Addison Scurlock and his sons spent much of the twentieth century photographing leaders, lumniaries, and local Washingtonians. From the original Scurlock Studio on U Street to the Custom Craft Studio and the Capitol School of Photography, the Scurlocks’ imagery was viewed and shared by thousands of people.
Picturing the Promise: The Scurlock Studios and Black Washington captures nearly a century’s worth of Scurlock photographs combine to form a searing portrait of black Washington in all its guises—its challenges and its victories, its dignity and its determination. Beginning in the early twentieth century and continuing into the 1990s, Addison Scurlock, followed by his sons, Robert and George, used their cameras to document and celebrate a community unique in the world, and a stronghold in the history and culture of the nation’s capital.

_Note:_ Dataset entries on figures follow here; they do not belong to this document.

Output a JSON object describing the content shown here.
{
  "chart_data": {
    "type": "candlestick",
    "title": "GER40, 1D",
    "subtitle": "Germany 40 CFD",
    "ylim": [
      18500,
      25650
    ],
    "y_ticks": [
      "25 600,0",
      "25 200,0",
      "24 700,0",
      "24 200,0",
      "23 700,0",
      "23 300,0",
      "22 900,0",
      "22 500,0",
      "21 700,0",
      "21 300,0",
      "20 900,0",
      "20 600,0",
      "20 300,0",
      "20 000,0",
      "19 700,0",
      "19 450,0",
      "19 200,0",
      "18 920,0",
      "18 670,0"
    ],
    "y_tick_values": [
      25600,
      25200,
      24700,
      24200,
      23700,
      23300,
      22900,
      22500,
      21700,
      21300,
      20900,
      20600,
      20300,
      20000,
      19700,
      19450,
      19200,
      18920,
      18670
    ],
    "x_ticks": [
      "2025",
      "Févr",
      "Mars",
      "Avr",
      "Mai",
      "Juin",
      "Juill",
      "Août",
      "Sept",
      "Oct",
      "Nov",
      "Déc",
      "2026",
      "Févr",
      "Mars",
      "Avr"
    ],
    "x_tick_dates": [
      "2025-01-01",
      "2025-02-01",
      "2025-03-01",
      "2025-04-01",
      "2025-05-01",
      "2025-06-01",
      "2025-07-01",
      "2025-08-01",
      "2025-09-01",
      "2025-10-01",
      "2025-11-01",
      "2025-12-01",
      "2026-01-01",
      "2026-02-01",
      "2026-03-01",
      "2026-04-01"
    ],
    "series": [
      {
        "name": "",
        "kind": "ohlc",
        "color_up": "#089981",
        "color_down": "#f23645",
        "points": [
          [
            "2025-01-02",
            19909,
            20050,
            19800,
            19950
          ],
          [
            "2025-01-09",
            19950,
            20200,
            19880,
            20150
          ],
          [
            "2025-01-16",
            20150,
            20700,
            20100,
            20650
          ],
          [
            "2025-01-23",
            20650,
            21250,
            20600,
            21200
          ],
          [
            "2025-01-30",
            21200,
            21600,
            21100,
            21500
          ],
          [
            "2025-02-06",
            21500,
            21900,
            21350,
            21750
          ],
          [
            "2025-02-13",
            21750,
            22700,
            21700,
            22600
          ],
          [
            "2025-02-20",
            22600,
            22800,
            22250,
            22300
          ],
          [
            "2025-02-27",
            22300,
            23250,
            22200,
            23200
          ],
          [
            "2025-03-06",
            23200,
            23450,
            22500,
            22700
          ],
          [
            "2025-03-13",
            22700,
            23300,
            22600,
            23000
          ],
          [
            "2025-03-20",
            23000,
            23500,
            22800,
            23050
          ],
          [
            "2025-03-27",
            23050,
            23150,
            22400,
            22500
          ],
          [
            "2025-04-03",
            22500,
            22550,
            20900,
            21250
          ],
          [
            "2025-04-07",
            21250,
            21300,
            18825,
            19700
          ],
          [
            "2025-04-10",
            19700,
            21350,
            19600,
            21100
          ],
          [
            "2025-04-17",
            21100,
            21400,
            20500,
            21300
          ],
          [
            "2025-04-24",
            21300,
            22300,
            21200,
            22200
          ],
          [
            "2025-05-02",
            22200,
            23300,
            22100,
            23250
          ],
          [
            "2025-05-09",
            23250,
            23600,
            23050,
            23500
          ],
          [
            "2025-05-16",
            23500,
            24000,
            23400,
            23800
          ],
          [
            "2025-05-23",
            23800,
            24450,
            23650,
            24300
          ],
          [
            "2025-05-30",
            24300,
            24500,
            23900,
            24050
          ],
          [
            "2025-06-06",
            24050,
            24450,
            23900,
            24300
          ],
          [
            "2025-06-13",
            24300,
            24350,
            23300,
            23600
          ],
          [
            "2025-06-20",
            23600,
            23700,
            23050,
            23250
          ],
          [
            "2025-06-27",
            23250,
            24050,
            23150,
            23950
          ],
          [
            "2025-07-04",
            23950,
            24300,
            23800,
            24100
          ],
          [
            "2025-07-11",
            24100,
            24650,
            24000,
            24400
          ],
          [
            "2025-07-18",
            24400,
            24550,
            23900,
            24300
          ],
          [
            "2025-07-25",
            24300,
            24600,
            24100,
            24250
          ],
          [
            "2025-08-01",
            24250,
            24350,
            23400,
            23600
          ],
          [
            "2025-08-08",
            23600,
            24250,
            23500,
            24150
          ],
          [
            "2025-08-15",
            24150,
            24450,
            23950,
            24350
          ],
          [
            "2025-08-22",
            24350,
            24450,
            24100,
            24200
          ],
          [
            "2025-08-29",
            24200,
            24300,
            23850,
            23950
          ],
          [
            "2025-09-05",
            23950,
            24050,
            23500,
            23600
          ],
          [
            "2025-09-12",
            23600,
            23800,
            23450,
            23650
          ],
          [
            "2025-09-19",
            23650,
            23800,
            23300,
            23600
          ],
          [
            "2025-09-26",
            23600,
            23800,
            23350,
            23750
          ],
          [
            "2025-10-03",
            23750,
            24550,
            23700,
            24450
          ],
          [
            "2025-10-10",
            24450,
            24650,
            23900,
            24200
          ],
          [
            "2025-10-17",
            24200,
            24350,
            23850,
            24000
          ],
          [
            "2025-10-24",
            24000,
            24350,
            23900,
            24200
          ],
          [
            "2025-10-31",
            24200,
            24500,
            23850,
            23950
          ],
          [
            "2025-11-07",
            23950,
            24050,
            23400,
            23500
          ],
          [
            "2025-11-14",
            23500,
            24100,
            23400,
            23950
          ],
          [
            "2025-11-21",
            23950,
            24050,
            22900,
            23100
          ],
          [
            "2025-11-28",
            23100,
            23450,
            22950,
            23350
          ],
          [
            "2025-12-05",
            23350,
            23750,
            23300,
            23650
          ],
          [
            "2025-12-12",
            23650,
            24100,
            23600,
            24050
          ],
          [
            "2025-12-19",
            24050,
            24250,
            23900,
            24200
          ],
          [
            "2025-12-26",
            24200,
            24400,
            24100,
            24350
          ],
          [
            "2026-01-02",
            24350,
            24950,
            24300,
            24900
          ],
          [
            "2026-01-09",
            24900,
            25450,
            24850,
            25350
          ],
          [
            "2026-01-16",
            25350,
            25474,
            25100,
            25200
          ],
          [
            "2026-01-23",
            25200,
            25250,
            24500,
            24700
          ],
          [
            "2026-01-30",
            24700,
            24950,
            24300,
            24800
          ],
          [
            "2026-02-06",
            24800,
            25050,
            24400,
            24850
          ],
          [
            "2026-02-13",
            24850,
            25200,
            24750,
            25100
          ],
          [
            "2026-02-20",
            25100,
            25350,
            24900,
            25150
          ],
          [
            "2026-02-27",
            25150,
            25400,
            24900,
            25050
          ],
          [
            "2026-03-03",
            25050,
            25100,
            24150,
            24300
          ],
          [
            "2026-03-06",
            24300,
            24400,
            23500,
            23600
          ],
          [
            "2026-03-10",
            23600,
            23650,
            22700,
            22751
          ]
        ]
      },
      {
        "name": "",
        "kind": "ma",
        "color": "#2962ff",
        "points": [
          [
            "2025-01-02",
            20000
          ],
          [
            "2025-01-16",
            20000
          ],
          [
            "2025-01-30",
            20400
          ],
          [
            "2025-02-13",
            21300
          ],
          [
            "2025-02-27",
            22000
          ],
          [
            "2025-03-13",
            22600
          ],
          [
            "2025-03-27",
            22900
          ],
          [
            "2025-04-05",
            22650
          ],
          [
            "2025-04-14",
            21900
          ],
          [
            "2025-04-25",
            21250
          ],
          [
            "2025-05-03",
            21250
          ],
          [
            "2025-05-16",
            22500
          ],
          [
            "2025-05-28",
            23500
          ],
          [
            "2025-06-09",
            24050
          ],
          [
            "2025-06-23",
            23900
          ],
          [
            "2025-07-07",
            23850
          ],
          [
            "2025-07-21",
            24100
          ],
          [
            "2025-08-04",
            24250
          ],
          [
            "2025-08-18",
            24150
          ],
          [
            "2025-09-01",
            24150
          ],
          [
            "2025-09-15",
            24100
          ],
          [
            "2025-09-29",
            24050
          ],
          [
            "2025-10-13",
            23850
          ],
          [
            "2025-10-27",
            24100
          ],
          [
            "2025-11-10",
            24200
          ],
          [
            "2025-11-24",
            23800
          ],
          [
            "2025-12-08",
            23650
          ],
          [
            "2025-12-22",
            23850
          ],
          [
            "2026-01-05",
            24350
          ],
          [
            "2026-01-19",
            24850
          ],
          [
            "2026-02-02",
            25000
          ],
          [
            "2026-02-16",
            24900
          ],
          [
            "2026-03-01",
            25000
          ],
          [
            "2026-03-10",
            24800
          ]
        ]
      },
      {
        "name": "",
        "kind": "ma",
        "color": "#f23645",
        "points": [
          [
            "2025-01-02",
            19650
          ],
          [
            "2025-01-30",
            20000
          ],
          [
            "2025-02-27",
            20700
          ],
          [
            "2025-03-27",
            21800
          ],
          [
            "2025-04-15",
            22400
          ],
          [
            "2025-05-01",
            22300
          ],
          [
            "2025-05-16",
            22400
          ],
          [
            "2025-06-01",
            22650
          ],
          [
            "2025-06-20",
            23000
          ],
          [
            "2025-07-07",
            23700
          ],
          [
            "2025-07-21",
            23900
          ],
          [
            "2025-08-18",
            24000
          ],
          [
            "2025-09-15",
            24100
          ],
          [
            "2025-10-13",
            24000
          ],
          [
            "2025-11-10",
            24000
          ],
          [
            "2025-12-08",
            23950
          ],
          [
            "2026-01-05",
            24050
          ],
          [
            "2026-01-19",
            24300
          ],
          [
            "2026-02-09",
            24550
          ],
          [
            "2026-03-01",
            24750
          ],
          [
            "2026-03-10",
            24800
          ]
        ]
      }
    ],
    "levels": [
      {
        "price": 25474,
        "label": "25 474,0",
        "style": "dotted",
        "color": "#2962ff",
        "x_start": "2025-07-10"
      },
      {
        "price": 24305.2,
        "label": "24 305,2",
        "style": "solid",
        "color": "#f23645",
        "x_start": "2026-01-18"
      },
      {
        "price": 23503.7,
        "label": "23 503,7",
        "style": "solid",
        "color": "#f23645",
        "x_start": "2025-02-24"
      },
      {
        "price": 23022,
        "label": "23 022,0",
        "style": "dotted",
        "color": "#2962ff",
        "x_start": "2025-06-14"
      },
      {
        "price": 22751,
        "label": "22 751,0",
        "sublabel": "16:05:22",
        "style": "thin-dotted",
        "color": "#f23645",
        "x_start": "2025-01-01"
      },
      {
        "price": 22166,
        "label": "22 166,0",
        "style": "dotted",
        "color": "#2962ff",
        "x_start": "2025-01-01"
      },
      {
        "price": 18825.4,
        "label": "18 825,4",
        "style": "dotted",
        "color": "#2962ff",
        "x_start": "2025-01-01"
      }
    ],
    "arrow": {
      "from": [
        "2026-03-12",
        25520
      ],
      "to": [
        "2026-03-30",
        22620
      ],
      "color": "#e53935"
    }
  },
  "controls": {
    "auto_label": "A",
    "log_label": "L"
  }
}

Through photographs of formal weddings, elegant cotillions, ballet studios, and quiet family life, the Scurlocks revealed a world in which the black middle class refused to be defined or held captive by discrimination. From its home on the vibrant U Street corridor, the Scurlock Studio gave us indelible images of leaders and luminaries, of high society and working class, of Washingtonians at work and at play. In photograph after photograph, the Scurlocks captured an optimism and resiliency seldom seen in mainstream depictions of segregated society.
Luminaries such as Duke Ellington, Ralph Bunche, Mary McLeod Bethune, Alain Locke, Martin Luther King, Jr., and Lois Mailou Jones testify to the intellectual and cultural vibrancy that was unique to Washington and an inspiration to the nation. Photographs of a Peoples Drugstore protest and Marian Anderson’s Easter morning concert at the Lincoln Memorial remind us that the struggle for equality in black Washington began long before the civil rights movement of the 1960s. Offering a rich lens into our past, The Scurlock Studio and Black Washington is a powerful trigger of personal and historical memory.